Digital Privacy – Should we be digital recluses?

Digital privacy is a pretty topical issue at the moment with the recent announcement that Facebook will begin to take control of the user’s microphone as they update their status. This would let Facebook listen into the background of people’s lives and if it hears recognisable audio it will automatically add a description to the users status, which could be something like “ – watching My Little Pony”. If that doesn’t scare half the people in our office, the fact that Facebook will be able to pry into our lives further and be able to sell the data for “advertising purposes” should. One snippet of data doesn’t worry some people, but it’s the vast amount of data that companies are able to compile and on-sell that should concern people.


“if you’re not paying for something, you’re not the customer; you’re the product being sold”
MetaFilter user blue_beetle


One benefit of the sharing your personal information is that the internet is better when it knows who you are. A 28 year old male doesn’t need to see adverts for female sanitary items, nor does an 12 year old girl want to see adverts for local trades. So why not be served adverts that you might actually be interested in. The more a website knows about you, the more it can tailor your experience. This isn’t just limited to adverts, the website can also tailor content or purchase recommendations based on supplied information.

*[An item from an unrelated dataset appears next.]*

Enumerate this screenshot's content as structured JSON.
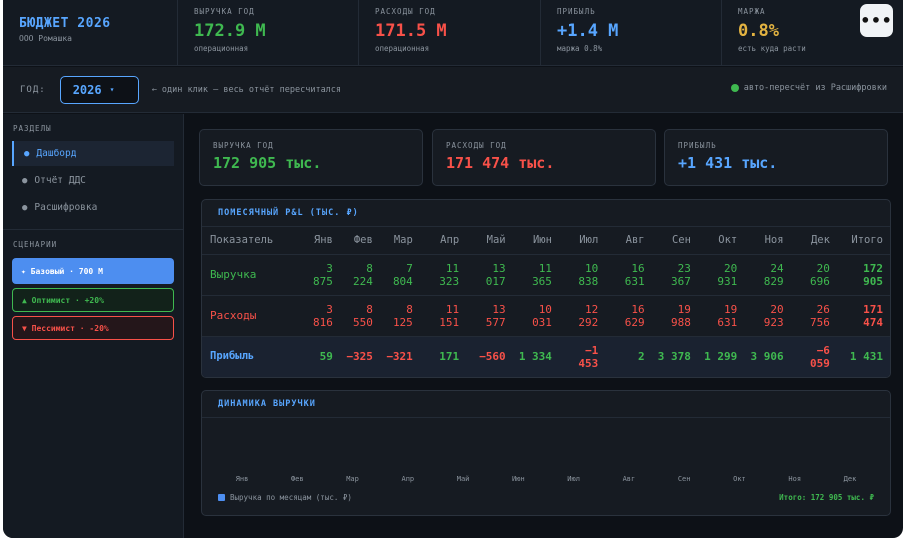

Amazon is a leader in tailoring the customers experience by analysing data and serving appropriate content. It has a massive amount of data on it’s customers. When viewing an item the website makes recommendations based on the purchase history of similar customers. It is reported that Amazon sold over 420 items per second in the lead up to Christmas 2013. A massive 30% of these sales is attributed to the recommendations. This shows the effectiveness of targeted content, not only for the retailer, but the consumer.


A great way to describe this is the “Concierge Effect”. Why? Well if you walked up to a concierge and asked them to make a recommendation without giving them any additional information they are going to have a hard time making a suggestion that suits what you need. If you walked up to that same concierge and said, “I’m from Sydney, and I’m looking for a great seafood restaurant to take my partner for dinner. What do you recommend?”, the concierge should easily be able to recommend a concise list of restaurants with the additional information. The same goes for the internet. The more data you share, the more the website can tailor your experience.

So do we block our IP address and never purchase anything online or do we fill in every form or click on every advert we see on the internet? Like everything in life, it is a balance. And you need to be educated about it. I know Gmail reads my emails, stores my search history, tracks my purchases, but no one forces me to use their service (Except Bing, it’s so bad once you use it you’ll happily let Google sit outside your house and monitor you). I don’t have to pay to get highly refined and accurate search results, or an email account with plenty of storage and impressive functionality, so I am happy to share some data with Google. But if I visit a website I’ve never been to before and a full screen newsletter subscription box appears, you can count on the fact I won’t fill it out and most likely leave the site pretty quickly. I don’t even know what the site is and what I am going to get out of it, so why would I just hand over my personal details. It might be blind faith but I also figure Google probably spends more time and money on securing my data from hackers. So what can you do to protect yourself? Be smart and be informed. The best approach is to protect your personal information as much as possible, and only part with it to (reasonably) reputable sources when you can get something else in return. Sounds selfish, but they are getting as much from you as you get from them, if not more.